Après l'évacuation ce week-end des quelque 7.300 personnes qui s'étaient installées dans le stade de Port-de-Prince, les autorités ont notamment intimé l'ordre aux 10.000 Haïtiens installés dans une école de la capitale de quitter les lieux rapidement.
"Ils sont en train d'évacuer des dizaines de camps", a confié à l'AFP, sous couvert de l'anonymat, une source haut placée aux Nations unies.
"Il y a des camps installés dans des écoles, des marchés, sur des terrains privés, que les propriétaires vont vouloir récupérer dans les prochaines semaines", a déclaré pour sa part la porte-parole du Bureau de coordination des affaires humanitaires de l'ONU, France Hurtubise.Face cachée
Ces opérations interviennent trois mois jour pour jour après le séisme qui a fait au moins 220.000 morts et jeté à la rue près de 1,3 million de personnes.
Une source gouvernementale, qui ne souhaite pas être identifiée, a expliqué à l'AFP que des milliers de personnes refusaient de quitter les quelque 900 camps de la capitale, bien que leurs maisons soient habitables, car elles souhaitent continuer de profiter de tous les services - eau, santé, nourriture - offerts sur les sites, mais aussi pour ne pas avoir à payer de loyer.

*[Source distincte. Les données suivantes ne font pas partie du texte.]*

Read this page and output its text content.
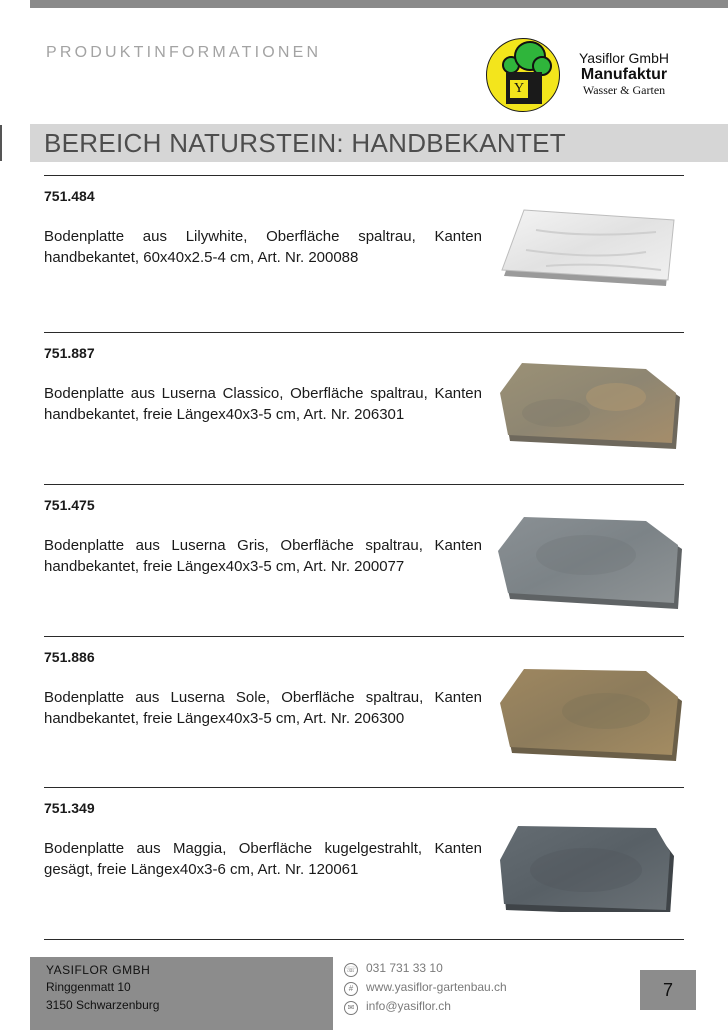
PRODUKTINFORMATIONEN
Y
Yasiflor GmbH
Manufaktur
Wasser & Garten
BEREICH NATURSTEIN: HANDBEKANTET
751.484
Bodenplatte aus Lilywhite, Oberfläche spaltrau, Kanten handbekantet, 60x40x2.5-4 cm, Art. Nr. 200088
751.887
Bodenplatte aus Luserna Classico, Oberfläche spaltrau, Kanten handbekantet, freie Längex40x3-5 cm, Art. Nr. 206301
751.475
Bodenplatte aus Luserna Gris, Oberfläche spaltrau, Kanten handbekantet, freie Längex40x3-5 cm, Art. Nr. 200077
751.886
Bodenplatte aus Luserna Sole, Oberfläche spaltrau, Kanten handbekantet, freie Längex40x3-5 cm, Art. Nr. 206300
751.349
Bodenplatte aus Maggia, Oberfläche kugelgestrahlt, Kanten gesägt, freie Längex40x3-6 cm, Art. Nr. 120061
YASIFLOR GMBH
Ringgenmatt 10
3150 Schwarzenburg
☏ 031 731 33 10
#	www.yasiflor-gartenbau.ch
✉ info@yasiflor.ch
7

"Ce que vous voyez là, c'est la face cachée des bidonvilles qui est révélée au grand jour", a estimé cette source.
Mais avec la saison des pluies qui a débuté, et qui est déjà en temps normal difficile dans le pays le plus pauvre de l'hémisphère nord, plusieurs ONG et les Nations unies se sont inquiétées du sort de ces indigents une nouvelle fois jetés à la rue.Personne ne s'y attendait
"Personne ne s'attendait à ce que les gens aient à quitter certains sites avant la saison des pluies", a dit Mme Hurtubise, tout en relevant que "dans une certaine mesure les propriétaires sont dans leurs droits". "On ne peut pas se permettre de laisser ces gens seuls", a-t-elle souligné.
Lors d'une conférence de presse donnée lundi, le président haïtien René Préval a affirmé vouloir faire du relogement des déplacés sa principale priorité.
"Reloger plus de 1,3 million de personnes qui dorment dans les rues prendra du temps et cela coûtera de l'argent. Nous avons commencé avec ceux qui sont les plus exposés aux intempéries", a dit M. Préval, en soulignant que la reconstruction du pays prendrait "beaucoup de temps".
Il a également remercié la communauté internationale sans qui "Haïti n'aurait pas pu faire face au désastre".